= Health hazards in semiconductor manufacturing occupations =

Health hazards in semiconductor manufacturing occupations are a major issue of occupational hygiene due to the chemical hazards required to produce semiconductors in the semiconductor industry. The manifestations of exposure to health hazards during the production process often occurs at a low level and the effects of the toxins may take decades to surface.

- Use of toxic materials such as arsine, phosphine and others potentially expose workers to health hazards which include cancer, miscarriages and birth defects.
- Protective gear issued to workers protects the products and process from contamination by workers but is not designed to protect workers from contamination by the process, products and materials.
- The use of vast variety of toxic chemicals in semiconductor manufacturing makes it difficult to evaluate or pin-point the possibilities of contamination.
- There is comparatively extremely low rate of physical accidents in the semiconductor industry.
- Semiconductor industry has been ranked the top 5% for workplace health and safety among U.S. companies since 1972.
A Scientific Advisory Committee funded by the Semiconductor Industry Association concluded there was no evidence of increased cancer risk to cleanroom workers, although it could not rule out the possibility that circumstances might exist that could result in increased risk.

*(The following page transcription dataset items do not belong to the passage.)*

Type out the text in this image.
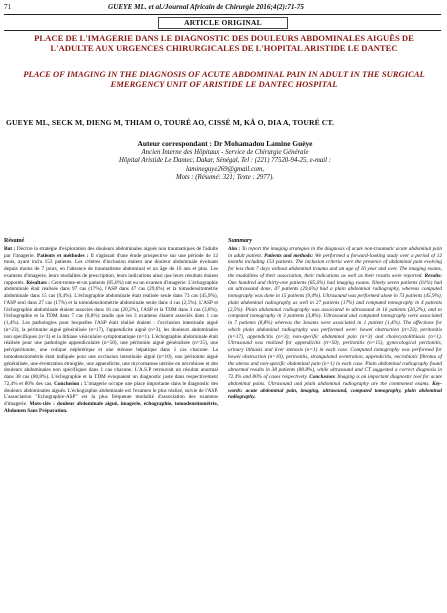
71	GUEYE ML. et al./Journal Africain de Chirurgie 2016;4(2):71-75
ARTICLE ORIGINAL
PLACE DE L'IMAGERIE DANS LE DIAGNOSTIC DES DOULEURS ABDOMINALES AIGUËS DE L'ADULTE AUX URGENCES CHIRURGICALES DE L'HOPITAL ARISTIDE LE DANTEC
PLACE OF IMAGING IN THE DIAGNOSIS OF ACUTE ABDOMINAL PAIN IN ADULT IN THE SURGICAL EMERGENCY UNIT OF ARISTIDE LE DANTEC HOSPITAL
GUEYE ML, SECK M, DIENG M, THIAM O, TOURÉ AO, CISSÉ M, KÂ O, DIA A, TOURÉ CT.
Auteur correspondant : Dr Mohamadou Lamine Guèye
Ancien Interne des Hôpitaux - Service de Chirurgie Générale
Hôpital Aristide Le Dantec, Dakar, Sénégal, Tel : (221) 77520-94-25, e-mail :
lamineguye269@gmail.com,
Mots : (Résumé: 321; Texte : 2977).
Résumé

But : Décrire la stratégie d'exploration des douleurs abdominales aiguës non traumatiques de l'adulte par l'imagerie. Patients et méthodes : Il s'agissait d'une étude prospective sur une période de 12 mois, ayant inclu 153 patients. Les critères d'inclusion étaient une douleur abdominale évoluant depuis moins de 7 jours, en l'absence de traumatisme abdominal et un âge de 16 ans et plus. Les examens d'imagerie, leurs modalités de prescription, leurs indications ainsi que leurs résultats étaient rapportés. Résultats : Cent-trente-et-un patients (85,6%) ont eu un examen d'imagerie. L'échographie abdominale était réalisée dans 97 cas (17%), l'ASP dans 47 cas (29,6%) et la tomodensitométrie abdominale dans 15 cas (9,4%). L'échographie abdominale était réalisée seule dans 73 cas (45,9%), l'ASP seul dans 27 cas (17%) et la tomodensitométrie abdominale seule dans 4 cas (2,5%). L'ASP et l'échographie abdominale étaient associés dans 16 cas (20,2%), l'ASP et la TDM dans 3 cas (3,8%), l'échographie et la TDM dans 7 cas (8,8%) tandis que les 3 examens étaient associés dans 1 cas (1,4%). Les pathologies pour lesquelles l'ASP était réalisé étaient : l'occlusion intestinale aiguë (n=23), la péritonite aiguë généralisée (n=17), l'appendicite aiguë (n=3), les douleurs abdominales non spécifiques (n=3) et la lithiase vésiculaire symptomatique (n=1). L'échographie abdominale était réalisée pour une pathologie appendiculaire (n=50), une péritonite aiguë généralisée (n=15), une pelvipéritonite, une colique néphrétique et une sténose hépatique dans 1 cas chacune. La tomodensitométrie était indiquée pour une occlusion intestinale aiguë (n=10), une péritonite aiguë généralisée, une éventration étranglée, une appendicite, une mycomatose utérine en nécrobiose et des douleurs abdominales non spécifiques dans 1 cas chacune. L'A.S.P retrouvait un résultat anormal dans 38 cas (80,8%). L'échographie et la TDM évoquaient un diagnostic juste dans respectivement 72,4% et 80% des cas. Conclusion : L'imagerie occupe une place importante dans le diagnostic des douleurs abdominales aiguës. L'échographie abdominale est l'examen le plus réalisé, suivie de l'ASP. L'association "Echographie-ASP" est la plus fréquente modalité d'association des examens d'imagerie. Mots-clés : douleur abdominale aiguë, imagerie, échographie, tomodensitométrie, Abdomen Sans Préparation.

Summary

Aim : To report the imaging strategies in the diagnosis of acute non-traumatic acute abdominal pain in adult patient. Patients and methods: We performed a forward-looking study over a period of 12 months including 153 patients. The inclusion criteria were the presence of abdominal pain evolving for less than 7 days without abdominal trauma and an age of 16 year and over. The imaging exams, the modalities of their association, their indications as well as their results were reported. Results: One hundred and thirty-one patients (85,6%) had imaging exams. Ninety seven patients (61%) had an ultrasound done, 47 patients (29,6%) had a plain abdominal radiography, whereas computed tomography was done in 15 patients (9,4%). Ultrasound was performed alone in 73 patients (45,9%), plain abdominal radiography as well in 27 patients (17%) and computed tomography in 4 patients (2,5%). Plain abdominal radiography was associated to ultrasound in 16 patients (20,2%), and to computed tomography in 3 patients (3,8%). Ultrasound and computed tomography were associated in 7 patients (8,8%) whereas the 3exams were associated in 1 patient (1,4%). The affections for which plain abdominal radiography was performed were: bowel obstruction (n=23), peritonitis (n=17), appendicitis (n=3), non-specific abdominal pain (n=3) and cholecystolithiasis (n=1). Ultrasound was realized for appendicitis (n=50), peritonitis (n=15), gynecological peritonitis, urinary lithiasis and liver stenosis (n=1) in each case. Computed tomography was performed for bowel obstruction (n=10), peritonitis, strangulated eventration, appendicitis, necrobiotic fibroma of the uterus and non-specific abdominal pain (n=1) in each case. Plain abdominal radiography found abnormal results in 38 patients (80.8%), while ultrasound and CT suggested a correct diagnosis in 72.4% and 80% of cases respectively. Conclusion: Imaging is an important diagnostic tool for acute abdominal pains. Ultrasound and plain abdominal radiography are the commonest exams. Key-words: acute abdominal pain, imaging, ultrasound, computed tomography, plain abdominal radiography.
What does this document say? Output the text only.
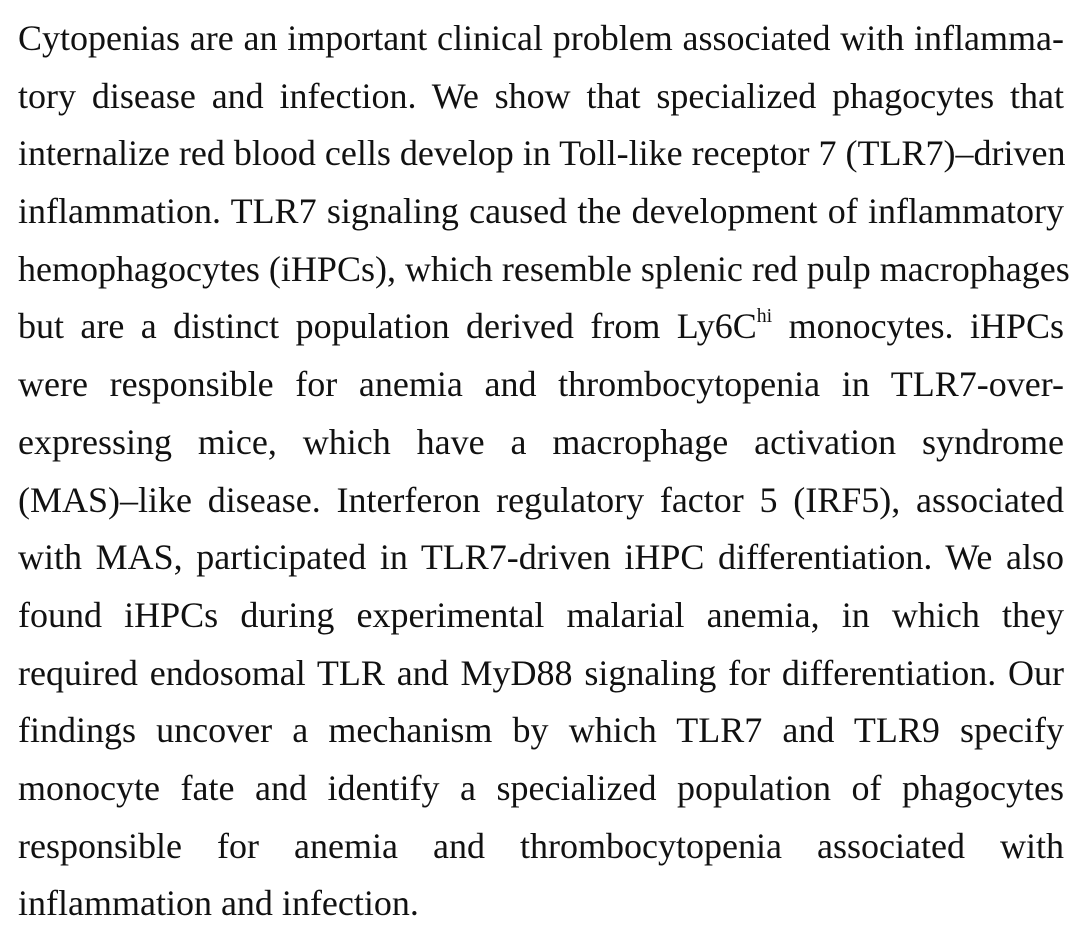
Cytopenias are an important clinical problem associated with inflamma-
tory disease and infection. We show that specialized phagocytes that
internalize red blood cells develop in Toll-like receptor 7 (TLR7)–driven
inflammation. TLR7 signaling caused the development of inflammatory
hemophagocytes (iHPCs), which resemble splenic red pulp macrophages
but are a distinct population derived from $Ly6C^{hi}$ monocytes. iHPCs
were responsible for anemia and thrombocytopenia in TLR7-over-
expressing mice, which have a macrophage activation syndrome
(MAS)–like disease. Interferon regulatory factor 5 (IRF5), associated
with MAS, participated in TLR7-driven iHPC differentiation. We also
found iHPCs during experimental malarial anemia, in which they
required endosomal TLR and MyD88 signaling for differentiation. Our
findings uncover a mechanism by which TLR7 and TLR9 specify
monocyte fate and identify a specialized population of phagocytes
responsible for anemia and thrombocytopenia associated with
inflammation and infection.
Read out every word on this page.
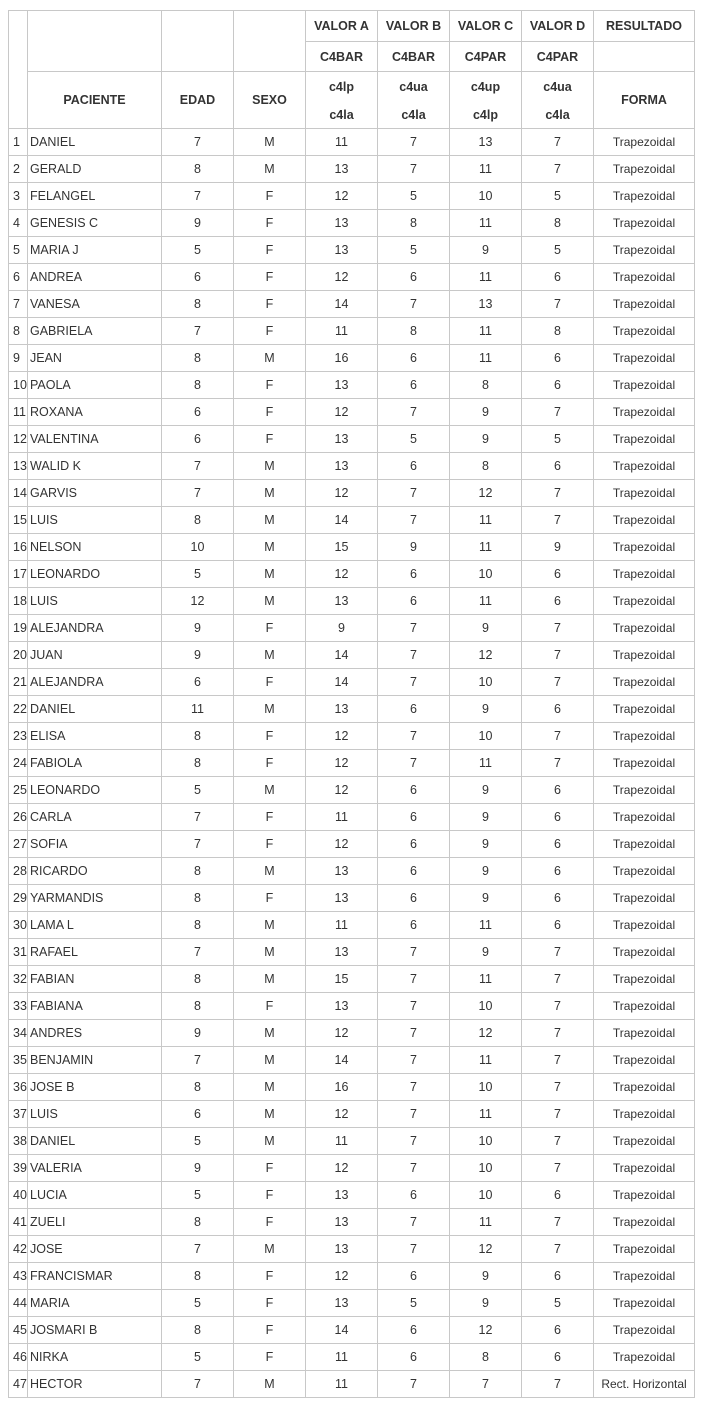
				VALOR A	VALOR B	VALOR C	VALOR D	RESULTADO
				C4BAR	C4BAR	C4PAR	C4PAR	
	PACIENTE	EDAD	SEXO	c4lp	c4ua	c4up	c4ua	FORMA
				c4la	c4la	c4lp	c4la	
1	DANIEL	7	M	11	7	13	7	Trapezoidal
2	GERALD	8	M	13	7	11	7	Trapezoidal
3	FELANGEL	7	F	12	5	10	5	Trapezoidal
4	GENESIS C	9	F	13	8	11	8	Trapezoidal
5	MARIA J	5	F	13	5	9	5	Trapezoidal
6	ANDREA	6	F	12	6	11	6	Trapezoidal
7	VANESA	8	F	14	7	13	7	Trapezoidal
8	GABRIELA	7	F	11	8	11	8	Trapezoidal
9	JEAN	8	M	16	6	11	6	Trapezoidal
10	PAOLA	8	F	13	6	8	6	Trapezoidal
11	ROXANA	6	F	12	7	9	7	Trapezoidal
12	VALENTINA	6	F	13	5	9	5	Trapezoidal
13	WALID K	7	M	13	6	8	6	Trapezoidal
14	GARVIS	7	M	12	7	12	7	Trapezoidal
15	LUIS	8	M	14	7	11	7	Trapezoidal
16	NELSON	10	M	15	9	11	9	Trapezoidal
17	LEONARDO	5	M	12	6	10	6	Trapezoidal
18	LUIS	12	M	13	6	11	6	Trapezoidal
19	ALEJANDRA	9	F	9	7	9	7	Trapezoidal
20	JUAN	9	M	14	7	12	7	Trapezoidal
21	ALEJANDRA	6	F	14	7	10	7	Trapezoidal
22	DANIEL	11	M	13	6	9	6	Trapezoidal
23	ELISA	8	F	12	7	10	7	Trapezoidal
24	FABIOLA	8	F	12	7	11	7	Trapezoidal
25	LEONARDO	5	M	12	6	9	6	Trapezoidal
26	CARLA	7	F	11	6	9	6	Trapezoidal
27	SOFIA	7	F	12	6	9	6	Trapezoidal
28	RICARDO	8	M	13	6	9	6	Trapezoidal
29	YARMANDIS	8	F	13	6	9	6	Trapezoidal
30	LAMA L	8	M	11	6	11	6	Trapezoidal
31	RAFAEL	7	M	13	7	9	7	Trapezoidal
32	FABIAN	8	M	15	7	11	7	Trapezoidal
33	FABIANA	8	F	13	7	10	7	Trapezoidal
34	ANDRES	9	M	12	7	12	7	Trapezoidal
35	BENJAMIN	7	M	14	7	11	7	Trapezoidal
36	JOSE B	8	M	16	7	10	7	Trapezoidal
37	LUIS	6	M	12	7	11	7	Trapezoidal
38	DANIEL	5	M	11	7	10	7	Trapezoidal
39	VALERIA	9	F	12	7	10	7	Trapezoidal
40	LUCIA	5	F	13	6	10	6	Trapezoidal
41	ZUELI	8	F	13	7	11	7	Trapezoidal
42	JOSE	7	M	13	7	12	7	Trapezoidal
43	FRANCISMAR	8	F	12	6	9	6	Trapezoidal
44	MARIA	5	F	13	5	9	5	Trapezoidal
45	JOSMARI B	8	F	14	6	12	6	Trapezoidal
46	NIRKA	5	F	11	6	8	6	Trapezoidal
47	HECTOR	7	M	11	7	7	7	Rect. Horizontal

== Impacts of Health Hazards in Semiconductor Manufacturing on Women ==
Historically, semiconductor fabrication and the production roles involved in creating integrated circuits have often been the role of women. In the 1980s, it was estimated that 68% of tech production jobs (including semiconductor production) were performed by women. In Southeast Asia, one of the largest producers of semiconductors in the world, over 90% of the production jobs were said to be filled by women during this period. Today, the trend of women dominating production roles in the semiconductor industry continues.

Semiconductor fabrication, as previously stated, has a number of adverse impacts on workers' health. However, these effects are realized to a greater extent in female workers then with men. Digital Equipment, one American producer of semiconductors, found that women working in its factories had twice the chance of experiencing a miscarriage as compared to the general population. Subsequently, Bloomberg reported that the parent company behind Digital Equipment initially pledged to remove the teratogens from their manufacturing processes, however instead decided to outsource production to factories abroad where the regulations and public pressure for the use of these chemicals was less significant. Semiconductor producers continually subvert occupational safety and health regulations by operating abroad in countries where these regulations are lax and even nonexistent, which ultimately occurs at the detriment of the primarily female workers producing the chips.

Many semiconductor fabrication plants are associated with causing loss of eyesight and degradation of vision capabilities in workers. One plant in Hong Kong in the 1970s reported that workers over age 25 were called "Grandma" as they were the most susceptible to eyesight damage from the toxic chemicals involved in semiconductor fabrication. These health impacts can often cause workers to leave semiconductor production jobs earlier than expected, yet unable to easily find other jobs after they fully experience the health impacts of semiconductor fabrication in the first place.